Those potato chips look pretty good, don’t they? Saying no to junk food is easier said than done, especially when you can practically taste the salty deliciousness on your tongue. But you’re stronger than your taste buds and bad habits! Building healthy new routines require a reroute and one step at a time.
Habits are like sandwiches, they come in all different sizes shapes and forms. They can be colossal life-consuming endeavors, greasy and gooey, green and lean, or cheap excuses we feed ourselves. Good news is, you can make your own. They can be easy, too. Here’s how you reroute from the ugly habits to the healthy ones:
1. Study it.
Notice the habit itself and its framework. In what context does it live? According to NCBI, most habits have triggers and we wind up following through automatically once it’s initiated by the trigger.
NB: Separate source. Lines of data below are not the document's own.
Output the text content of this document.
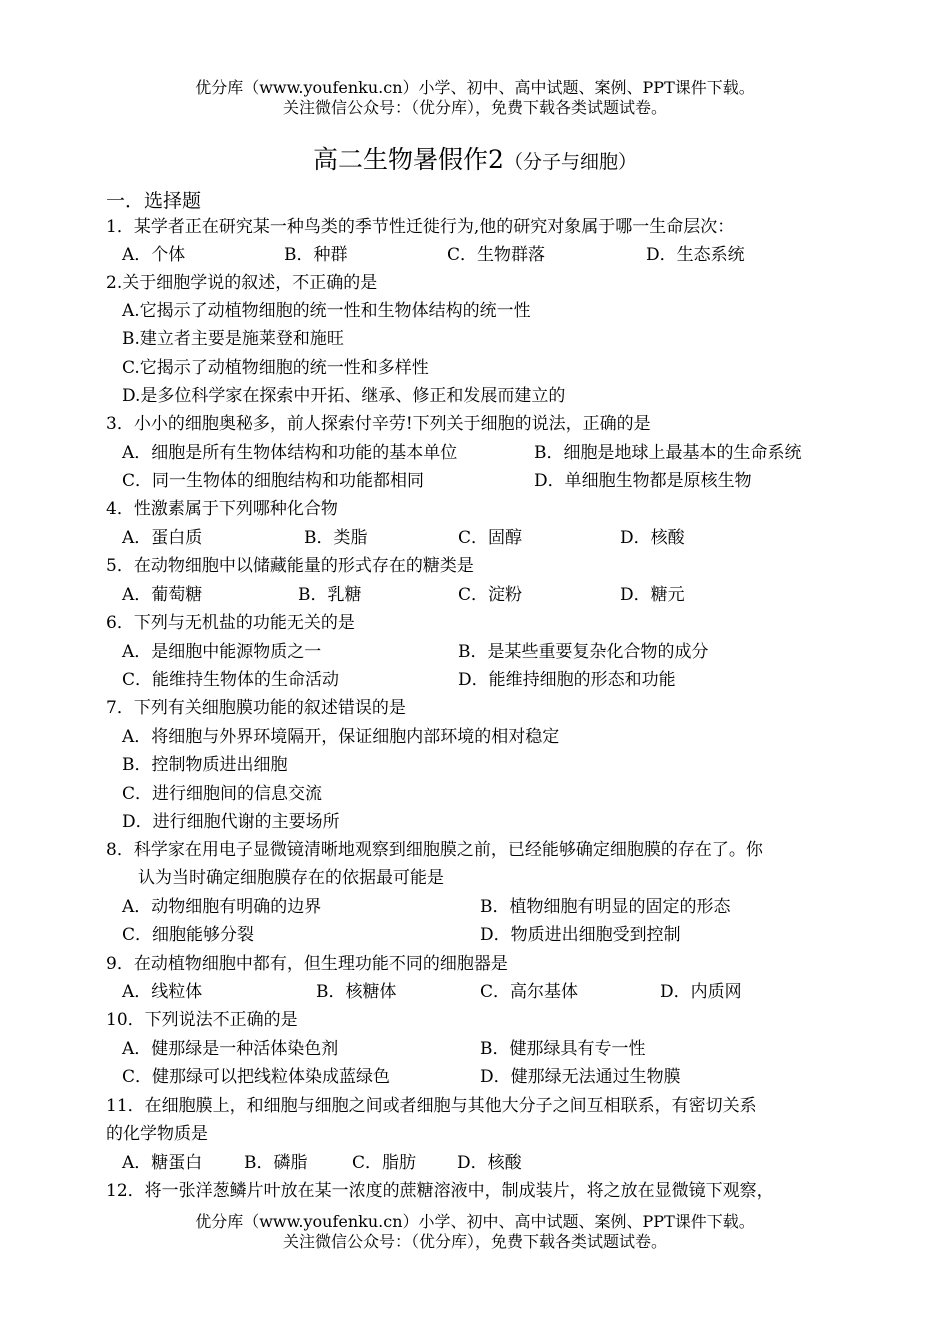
优分库（www.youfenku.cn）小学、初中、高中试题、案例、PPT课件下载。
关注微信公众号：（优分库），免费下载各类试题试卷。
高二生物暑假作2（分子与细胞）
一．选择题
1．某学者正在研究某一种鸟类的季节性迁徙行为,他的研究对象属于哪一生命层次：
A．个体	B．种群	C．生物群落	D．生态系统
2.关于细胞学说的叙述，不正确的是
A.它揭示了动植物细胞的统一性和生物体结构的统一性
B.建立者主要是施莱登和施旺
C.它揭示了动植物细胞的统一性和多样性
D.是多位科学家在探索中开拓、继承、修正和发展而建立的
3．小小的细胞奥秘多，前人探索付辛劳!下列关于细胞的说法，正确的是
A．细胞是所有生物体结构和功能的基本单位	B．细胞是地球上最基本的生命系统
C．同一生物体的细胞结构和功能都相同	D．单细胞生物都是原核生物
4．性激素属于下列哪种化合物
A．蛋白质	B．类脂	C．固醇	D．核酸
5．在动物细胞中以储藏能量的形式存在的糖类是
A．葡萄糖	B．乳糖	C．淀粉	D．糖元
6．下列与无机盐的功能无关的是
A．是细胞中能源物质之一	B．是某些重要复杂化合物的成分
C．能维持生物体的生命活动	D．能维持细胞的形态和功能
7．下列有关细胞膜功能的叙述错误的是
A．将细胞与外界环境隔开，保证细胞内部环境的相对稳定
B．控制物质进出细胞
C．进行细胞间的信息交流
D．进行细胞代谢的主要场所
8．科学家在用电子显微镜清晰地观察到细胞膜之前，已经能够确定细胞膜的存在了。你
认为当时确定细胞膜存在的依据最可能是
A．动物细胞有明确的边界	B．植物细胞有明显的固定的形态
C．细胞能够分裂	D．物质进出细胞受到控制
9．在动植物细胞中都有，但生理功能不同的细胞器是
A．线粒体	B．核糖体	C．高尔基体	D．内质网
10．下列说法不正确的是
A．健那绿是一种活体染色剂	B．健那绿具有专一性
C．健那绿可以把线粒体染成蓝绿色	D．健那绿无法通过生物膜
11．在细胞膜上，和细胞与细胞之间或者细胞与其他大分子之间互相联系，有密切关系
的化学物质是
A．糖蛋白 B．磷脂	C．脂肪 D．核酸
12．将一张洋葱鳞片叶放在某一浓度的蔗糖溶液中，制成装片，将之放在显微镜下观察，
优分库（www.youfenku.cn）小学、初中、高中试题、案例、PPT课件下载。
关注微信公众号：（优分库），免费下载各类试题试卷。
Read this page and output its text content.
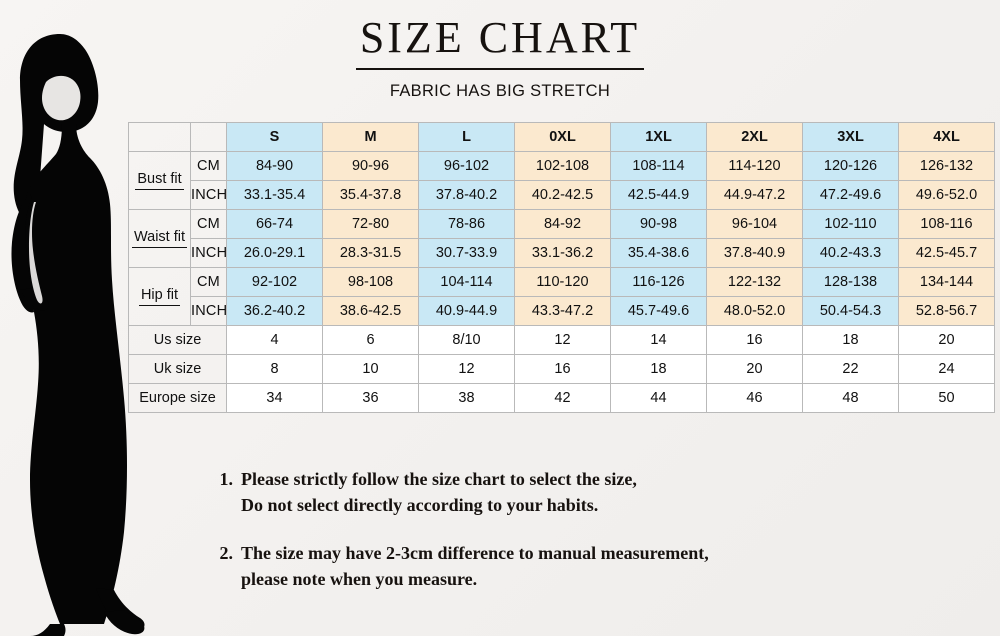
SIZE CHART
FABRIC HAS BIG STRETCH
		S	M	L	0XL	1XL	2XL	3XL	4XL
Bust fit	CM	84-90	90-96	96-102	102-108	108-114	114-120	120-126	126-132
	INCH	33.1-35.4	35.4-37.8	37.8-40.2	40.2-42.5	42.5-44.9	44.9-47.2	47.2-49.6	49.6-52.0
Waist fit	CM	66-74	72-80	78-86	84-92	90-98	96-104	102-110	108-116
	INCH	26.0-29.1	28.3-31.5	30.7-33.9	33.1-36.2	35.4-38.6	37.8-40.9	40.2-43.3	42.5-45.7
Hip fit	CM	92-102	98-108	104-114	110-120	116-126	122-132	128-138	134-144
	INCH	36.2-40.2	38.6-42.5	40.9-44.9	43.3-47.2	45.7-49.6	48.0-52.0	50.4-54.3	52.8-56.7
Us size		4	6	8/10	12	14	16	18	20
Uk size		8	10	12	16	18	20	22	24
Europe size		34	36	38	42	44	46	48	50
1. Please strictly follow the size chart to select the size,
Do not select directly according to your habits.
2. The size may have 2-3cm difference to manual measurement,
please note when you measure.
Take note of the contextual cues that are urging you to down a plate full of potato chips. From there you can move toward redoing your routines.
2. One is a good goal.
You might have some bad habits you’re eager to chuck out the window in garbage bags like your dirty-rotten-no-good-cheating ex’s old clothes. Hold on a second, though. Let’s not start a war with our lifestyles, there’s a peaceful way to be out with the old and in with the new. Choose one habit that’s really driving you up the wall and work on that one first.
3. Replace it.
What has that habit been holding you back from? If you’ve been biting your nails and just stopped, maybe now you paint and admire them. For my friends who pick their pimples, maybe now you reward yourself with smiling back at yourself in the mirror. Do something that makes you feel good about your new and improved habits.
Remember, small steps equate to big moves. Set the goal, analyze the problem, attack it with love, and move forward to the healthy lifestyle you deserve.